CAN WE BUILD A LARGE-SCALE, ART-DIRECTABLE FOREST WITHOUT CRAFTING EACH INDIVIDUAL TREE?
Glen Hamilton, Kansas
Weta Digital has created many digital jungles and forests comprised of unique trees and plants. We used to create them using our in-house tool Lumberjack, which procedurally grew individual trees in accordance with the principles of nature. Once the initial growth was done, artists could edit all aspects of the plant then hand-place it in the scene. The final look was effective, but the process was time-consuming.
Our work on War For The Planet Of The
Apes called for an immense, snow-covered forest of pine trees that gets annihilated by a powerful avalanche. We needed a faster way to build the forest without compromising our ability to art-direct each element, including the FX simulation for the avalanche.

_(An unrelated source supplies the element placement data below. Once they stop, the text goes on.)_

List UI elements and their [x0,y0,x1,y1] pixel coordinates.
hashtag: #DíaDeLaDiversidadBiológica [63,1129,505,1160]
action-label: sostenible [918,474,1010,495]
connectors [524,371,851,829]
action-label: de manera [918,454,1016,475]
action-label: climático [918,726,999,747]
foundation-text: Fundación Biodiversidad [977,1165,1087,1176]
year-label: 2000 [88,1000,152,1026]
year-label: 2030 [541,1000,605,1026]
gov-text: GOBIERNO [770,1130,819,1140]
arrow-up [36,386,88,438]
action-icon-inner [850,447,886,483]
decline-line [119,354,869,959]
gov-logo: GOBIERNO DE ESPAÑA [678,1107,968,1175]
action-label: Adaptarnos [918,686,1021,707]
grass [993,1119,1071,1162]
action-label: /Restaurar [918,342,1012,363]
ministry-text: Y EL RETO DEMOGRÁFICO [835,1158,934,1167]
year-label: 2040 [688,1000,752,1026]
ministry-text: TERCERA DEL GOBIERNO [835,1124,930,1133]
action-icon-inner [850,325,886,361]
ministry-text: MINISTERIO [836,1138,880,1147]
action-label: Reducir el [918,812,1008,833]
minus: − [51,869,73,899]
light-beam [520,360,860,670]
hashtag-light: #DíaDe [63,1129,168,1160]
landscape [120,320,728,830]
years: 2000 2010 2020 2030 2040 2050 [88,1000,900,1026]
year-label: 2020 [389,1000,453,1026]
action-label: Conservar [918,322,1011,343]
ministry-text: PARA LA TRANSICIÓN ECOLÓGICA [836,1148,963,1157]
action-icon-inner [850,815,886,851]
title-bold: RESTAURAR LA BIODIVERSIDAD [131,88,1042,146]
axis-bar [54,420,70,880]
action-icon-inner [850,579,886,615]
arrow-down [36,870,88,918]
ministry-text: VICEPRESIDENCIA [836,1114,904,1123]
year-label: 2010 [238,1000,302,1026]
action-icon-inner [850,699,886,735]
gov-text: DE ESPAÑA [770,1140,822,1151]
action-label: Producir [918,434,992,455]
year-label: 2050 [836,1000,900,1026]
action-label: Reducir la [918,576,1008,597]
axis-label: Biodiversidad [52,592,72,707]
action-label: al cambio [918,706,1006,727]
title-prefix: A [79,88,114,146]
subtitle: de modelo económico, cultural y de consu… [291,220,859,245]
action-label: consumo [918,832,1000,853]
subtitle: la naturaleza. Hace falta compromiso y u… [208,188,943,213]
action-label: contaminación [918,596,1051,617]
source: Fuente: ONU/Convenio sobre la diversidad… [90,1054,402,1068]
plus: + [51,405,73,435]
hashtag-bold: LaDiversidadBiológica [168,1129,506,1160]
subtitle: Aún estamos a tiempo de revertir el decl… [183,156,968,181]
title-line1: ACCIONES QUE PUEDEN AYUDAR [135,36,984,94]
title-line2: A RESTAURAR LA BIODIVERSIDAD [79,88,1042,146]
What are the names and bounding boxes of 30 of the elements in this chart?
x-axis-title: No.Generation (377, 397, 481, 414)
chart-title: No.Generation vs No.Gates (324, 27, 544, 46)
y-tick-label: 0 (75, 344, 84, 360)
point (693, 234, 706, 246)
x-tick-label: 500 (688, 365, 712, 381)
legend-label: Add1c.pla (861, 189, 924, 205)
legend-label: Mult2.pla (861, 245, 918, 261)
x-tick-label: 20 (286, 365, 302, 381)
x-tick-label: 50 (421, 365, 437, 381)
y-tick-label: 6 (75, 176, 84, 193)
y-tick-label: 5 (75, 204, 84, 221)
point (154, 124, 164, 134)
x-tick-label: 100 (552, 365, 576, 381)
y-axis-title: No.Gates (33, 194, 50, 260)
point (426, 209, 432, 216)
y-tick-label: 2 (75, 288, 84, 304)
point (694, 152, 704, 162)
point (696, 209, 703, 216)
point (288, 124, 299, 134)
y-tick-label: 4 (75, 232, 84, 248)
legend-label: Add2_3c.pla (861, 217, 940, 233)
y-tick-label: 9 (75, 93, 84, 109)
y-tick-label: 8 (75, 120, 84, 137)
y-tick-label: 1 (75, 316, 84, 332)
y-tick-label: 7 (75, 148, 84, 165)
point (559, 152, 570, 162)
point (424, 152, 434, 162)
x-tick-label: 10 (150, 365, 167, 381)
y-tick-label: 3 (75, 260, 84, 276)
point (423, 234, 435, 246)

We had to consider that trees don’t grow in isolation in the real world. The same species of tree will exhibit an infinite number of variances depending on their environmental circumstances. This rule of nature was the foundational principle behind the next version of our procedural trees system, Totara.
Totara allows us to grow trees in groups, forcing individual specimens to compete for resources just as they would in the real world. Older ones take over younger ones, sunlight and shade affect the density of branches and leaves, and access to water and nutrients affects growth. Totara accounts for all these factors and grows a forest across an input terrain geometry featuring environmental parameters defined by artists. The resulting forest features trees that are naturally varied in shape, size and distribution.
Developing Totara for this film paid off. As our hero Caesar narrowly escapes certain death in the final avalanche sequence, the forest setting shows remarkably lifelike distribution even in tight close-up shots. With Totara we can produce environments that look as detailed and natural as those with custom-sculpted models, in a fraction of the time.